Nigeria ist das Weltgebetstagsland 2026. Knapp die Hälfte der Menschen, die hier leben, sind Christ*innen. Knapp die andere Hälfte sind Muslim*innen. Wie feiert man Weihnachten in einem multireligiösen Vielvölkerstaat? Safiya Byo erzählt im Interview von besonderen nigerianischen Weihnachtstraditionen.

Die Regierungen der Bundesstaaten sponsern manchmal öffentliche Beleuchtungsprojekte. © Foto: privat | Die Regierungen der Bundesstaaten sponsern manchmal öffentliche Beleuchtungsprojekte.

In Nigeria sind die meisten Menschen religiös. Das Christentum und der Islam sind mit beinahe jeweils 50 Prozent der Anhänger*innen die beiden größten. Welche Rolle spielen christliche Feiertage in der allgemeinen öffentlichen Wahrnehmung in Nigeria?
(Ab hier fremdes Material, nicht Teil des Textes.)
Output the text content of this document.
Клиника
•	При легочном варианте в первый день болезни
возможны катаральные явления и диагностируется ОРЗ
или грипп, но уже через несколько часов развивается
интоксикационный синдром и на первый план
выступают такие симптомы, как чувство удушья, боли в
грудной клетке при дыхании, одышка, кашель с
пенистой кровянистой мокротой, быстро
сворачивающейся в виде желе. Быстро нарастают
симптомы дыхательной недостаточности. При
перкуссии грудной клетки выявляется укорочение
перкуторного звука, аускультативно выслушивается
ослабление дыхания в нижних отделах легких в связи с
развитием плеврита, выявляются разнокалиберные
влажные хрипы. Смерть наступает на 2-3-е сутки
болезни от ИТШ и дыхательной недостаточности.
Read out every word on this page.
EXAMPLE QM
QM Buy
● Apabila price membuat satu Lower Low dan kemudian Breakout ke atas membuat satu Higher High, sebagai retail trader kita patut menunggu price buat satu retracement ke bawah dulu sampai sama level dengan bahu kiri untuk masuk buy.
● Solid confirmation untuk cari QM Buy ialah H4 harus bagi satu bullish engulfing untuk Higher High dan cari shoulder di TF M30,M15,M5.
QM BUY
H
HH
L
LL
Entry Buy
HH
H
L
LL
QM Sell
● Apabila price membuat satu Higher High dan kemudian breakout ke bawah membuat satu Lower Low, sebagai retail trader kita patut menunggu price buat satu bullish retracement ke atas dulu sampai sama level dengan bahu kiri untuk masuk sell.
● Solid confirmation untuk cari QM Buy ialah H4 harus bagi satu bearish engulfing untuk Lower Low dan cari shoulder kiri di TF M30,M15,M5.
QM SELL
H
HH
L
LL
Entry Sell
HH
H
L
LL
Safiya Byo © Foto: privat | Safiya Byo

Christliche Feiertage wie Weihnachten, Karfreitag und Ostermontag sind nationale Feiertage, die das kulturelle, soziale und politische Leben in ganz Nigeria prägen. Ihr Einfluss geht weit über die religiöse Praxis hinaus und berührt fast jeden Bereich des öffentlichen Lebens. Während dieser Feierlichkeiten nehmen oft auch Nichtchrist*innen an gemeinsamen Festessen, Geschenken und Besuchen bei Freund*innen teil. Dieses gemeinsame Engagement schafft ein Gefühl der Zusammengehörigkeit und nationalen Festlichkeit, das dazu beiträgt, religiöse Spaltungen zu mildern, wenn auch nur für kurze Zeit. Weihnachtstraditionen, Essen, Musik und gemeinschaftliche Zusammenkünfte sind mittlerweile fest in der nigerianischen Populärkultur verankert, während die wirtschaftlichen Auswirkungen ebenso bedeutend sind, mit einem Anstieg der Reisetätigkeit, des Einzelhandels, der Unterhaltung und der Gastronomie.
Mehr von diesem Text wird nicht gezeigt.